The trustee unwinding the brokerage operations of MF Global Holdings Ltd. said Thursday that he may sue former officers and directors of the company, a group that includes former Chief Executive Jon S. Corzine.
The trustee, James W. Giddens, said in a statement that he may assert claims for, "among other things, breach of fiduciary duties" owed to both the MF Global brokerage unit and its customers, "and violations of the segregation requirements of the Commodity Exchange Act."
MF Global dipped into customer funds that are supposed to be kept separate from the firm's own money under federal regulations as it struggled to survive, contributing to a large shortfall in customer accounts.
The announcement from the trustee followed a court hearing in which a judge declined to approve Mr.
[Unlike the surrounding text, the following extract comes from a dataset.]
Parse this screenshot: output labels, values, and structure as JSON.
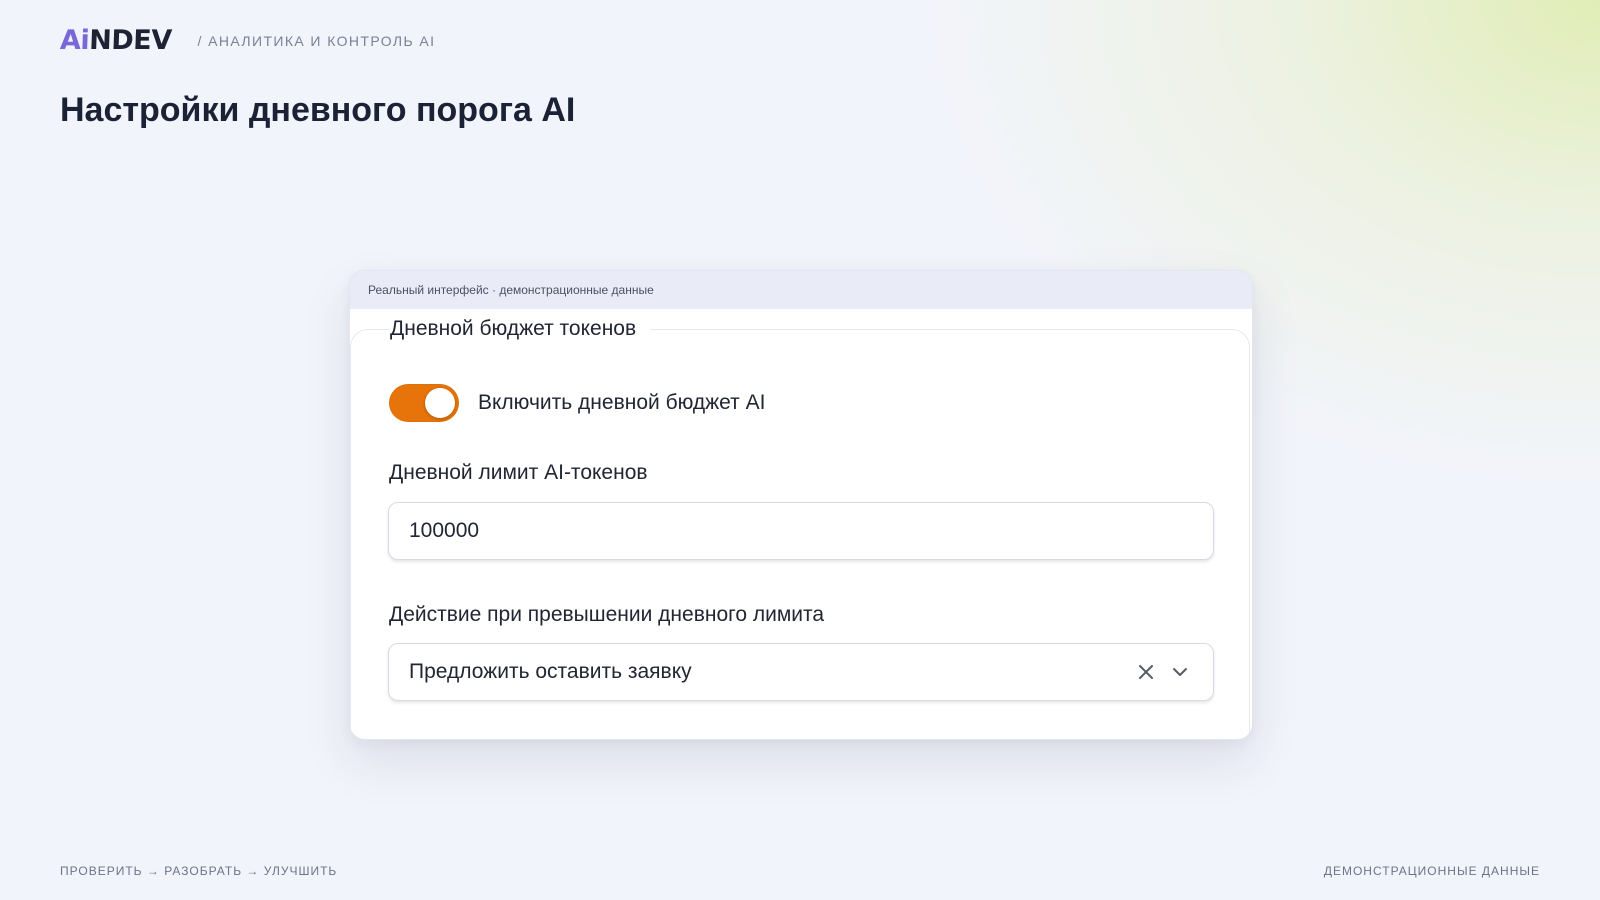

Giddens's plan to approve the distribution of more money to MF Global customers. The judge said he would consider it and asked for more details about a particular part of the plan in which MF Global customers would relinquish to Mr. Giddens some of their rights to sue for damages.
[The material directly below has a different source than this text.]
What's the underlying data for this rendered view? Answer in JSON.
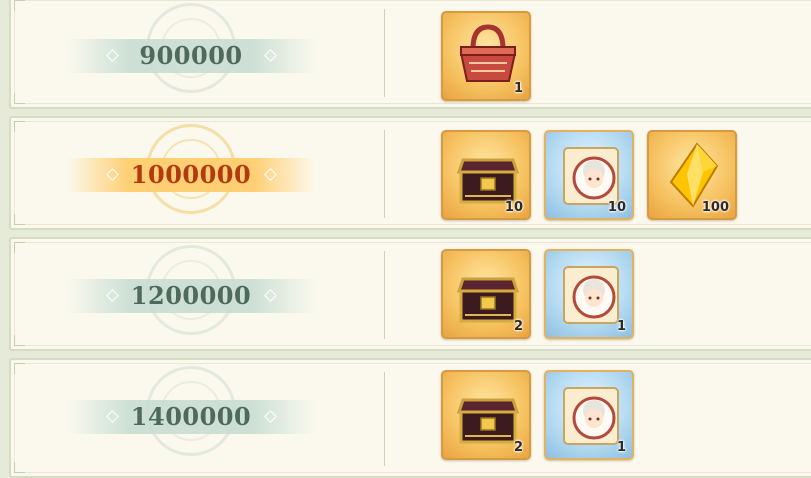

The trustee's announcement also represented the first time in the 5½ months since MF Global filed for bankruptcy protection that a major investigator in the case has said he might bring claims against individuals that worked at the company. Various civil and criminal investigators are probing the circumstances around the firm's demise, but no one has been accused of wrongdoing.
A spokesman for the trustee, Kent Jarrell, declined to name any individuals that might be sued. He said that the list of people could include anyone listed as an officer or director on MF Global's most-recent annual report, filed last May, as well as "other employees." In the statement, Mr. Giddens noted that he might also sue the holding company itself.
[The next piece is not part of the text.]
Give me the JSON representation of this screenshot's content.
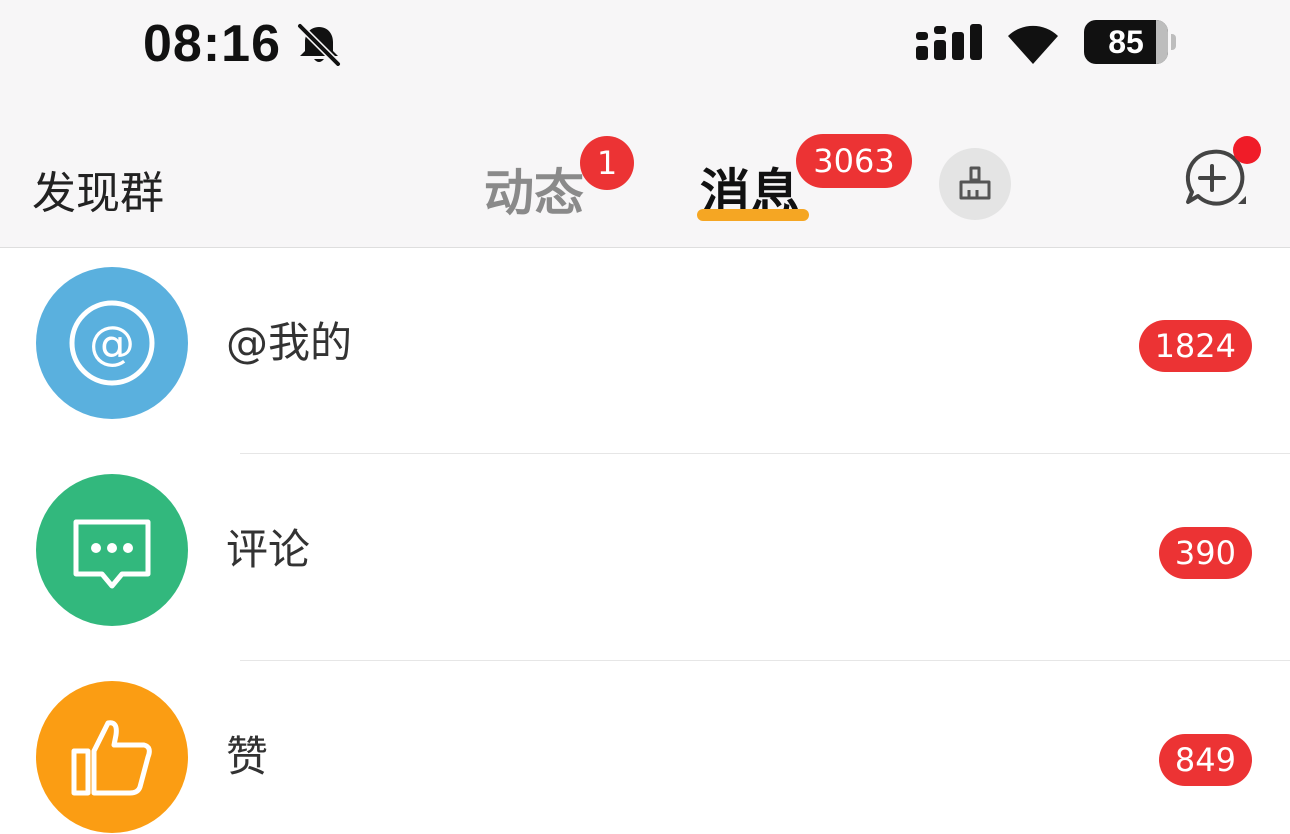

MF Global filed for Chapter 11 protection last October. In the days following, a substantial shortfall was discovered in brokerage customers' accounts, which by law should have been segregated from other parts of the company. Mr. Giddens, who is unwinding the brokerage in accordance with the Securities Investor Protection Act, has since estimated the shortfall at about $1.6 billion, including U.S. customers' money that was tied up in foreign markets.
Mr. Corzine, a former New Jersey governor, U.S. senator and Goldman Sachs Group Inc. chairman, has said that he didn't direct anyone to misuse client funds and that he wasn't aware of a shortfall in funds until days after it apparently developed. A spokesman for Mr. Corzine had no immediate comment.
At a hearing Thursday morning, Judge Martin Glenn of U.S. Bankruptcy Court in Manhattan held off on deciding whether Mr. Giddens could distribute an additional $685 million to customers, which if approved would add about 10 cents on the dollar to the 72 cents already recovered by U.S. customers who held funds on deposit.
The major stumbling block for the judge was a provision in the customer-payback plan that would strip away their rights to pursue legal claims against third parties and assign them to Mr. Giddens.
Judge Glenn said "there's nothing" in legal statutes that would give him the power to approve that request, a statement confirmed by Hughes Hubbard & Reed LLP's James B. Kobak Jr., an attorney for Mr. Giddens.
Judge Glenn said he'd try to rule on the matter quickly. Mr. Kobak said that the trustee felt that taking charge of the third-party claims would be more "efficient." A spokesman for Mr. Giddens said the trustee would work to move ahead with paying customers as planned, pending court approval, even if the legal-claims provision is denied by the judge.